Mr Dell will roll over his 15.6pc stake in the company, valued at around $3.6bn.
He will also use his own personal funds. Silver Lake will contribute $15bn while Microsoft will put in about $2bn.
If the deal is completed, it will be the biggest LBO since 2007 and one of the biggest of all time.
The rationale for such a deal has been clear almost since news of the plans began to leak a fortnight ago.
The company – one of the two biggest computer makers on the planet – has been grappling with falling PC sales in recent years and has steadfastly refused to get involved in pure tablet computing.
Mr Dell, who returned to head the company in 2008, is said to want to transform the company into a business consultancy firm along the lines of IBM, which was built on making computers but has no manufacturing business anymore.
Doing that in the glare of the public markets is considered difficult however, as the company would have to satisfy investors every quarter when it presents its interim results.
By moving to a private company, Dell removes that imperative and gives it far greater flexibility in how it goes about those changes. There will be little pressure, at least in the short term, for the company to maintain profitability and margins while it tries to change itself.

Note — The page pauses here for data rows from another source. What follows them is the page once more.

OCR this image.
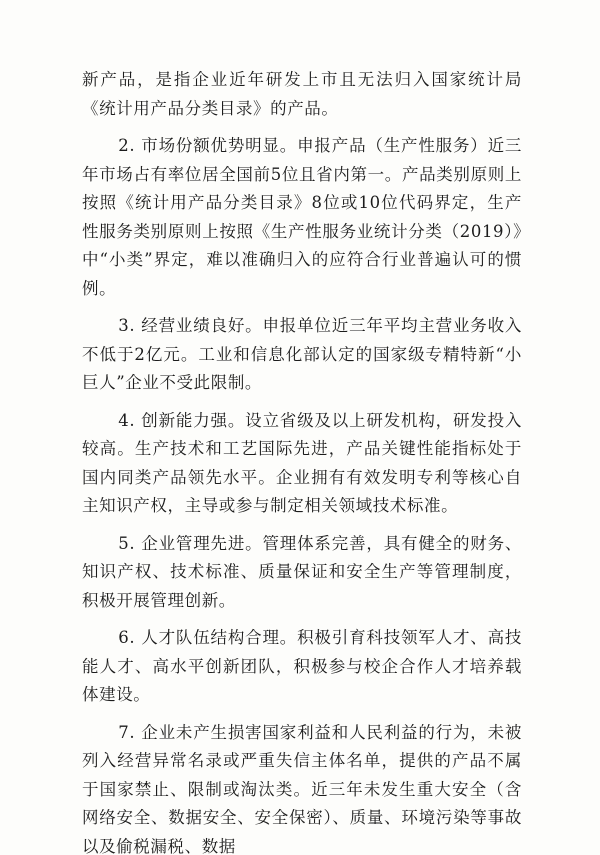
新产品，是指企业近年研发上市且无法归入国家统计局《统计用产品分类目录》的产品。

2. 市场份额优势明显。申报产品（生产性服务）近三年市场占有率位居全国前5位且省内第一。产品类别原则上按照《统计用产品分类目录》8位或10位代码界定，生产性服务类别原则上按照《生产性服务业统计分类（2019）》中“小类”界定，难以准确归入的应符合行业普遍认可的惯例。

3. 经营业绩良好。申报单位近三年平均主营业务收入不低于2亿元。工业和信息化部认定的国家级专精特新“小巨人”企业不受此限制。

4. 创新能力强。设立省级及以上研发机构，研发投入较高。生产技术和工艺国际先进，产品关键性能指标处于国内同类产品领先水平。企业拥有有效发明专利等核心自主知识产权，主导或参与制定相关领域技术标准。

5. 企业管理先进。管理体系完善，具有健全的财务、知识产权、技术标准、质量保证和安全生产等管理制度，积极开展管理创新。

6. 人才队伍结构合理。积极引育科技领军人才、高技能人才、高水平创新团队，积极参与校企合作人才培养载体建设。

7. 企业未产生损害国家利益和人民利益的行为，未被列入经营异常名录或严重失信主体名单，提供的产品不属于国家禁止、限制或淘汰类。近三年未发生重大安全（含网络安全、数据安全、安全保密）、质量、环境污染等事故以及偷税漏税、数据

Shares in Dell rose marginally in New York, trading at $13.38.
The planned privatisation is the latest twist in Dell's story, which has historically been a roaring success but has struggled in recent years.
By selling directly to consumers and cutting out retailers, the company revolutionised the computer business and gave consumers the freedom to "build" a PC in the exact specifications he or she wanted.
The business model proved highly lucrative, making Dell himself and other investors billions.
He stepped down as chief executive of the company he founded in 2004 but returned to the top job three years later as the company was hit by an accounting scandal and lost its position as top computer-maker in the world.
It recovered but has struggled since 2010 as tablet computers led by Apple's iPad eat into its market. The shares are down 31pc in the past year.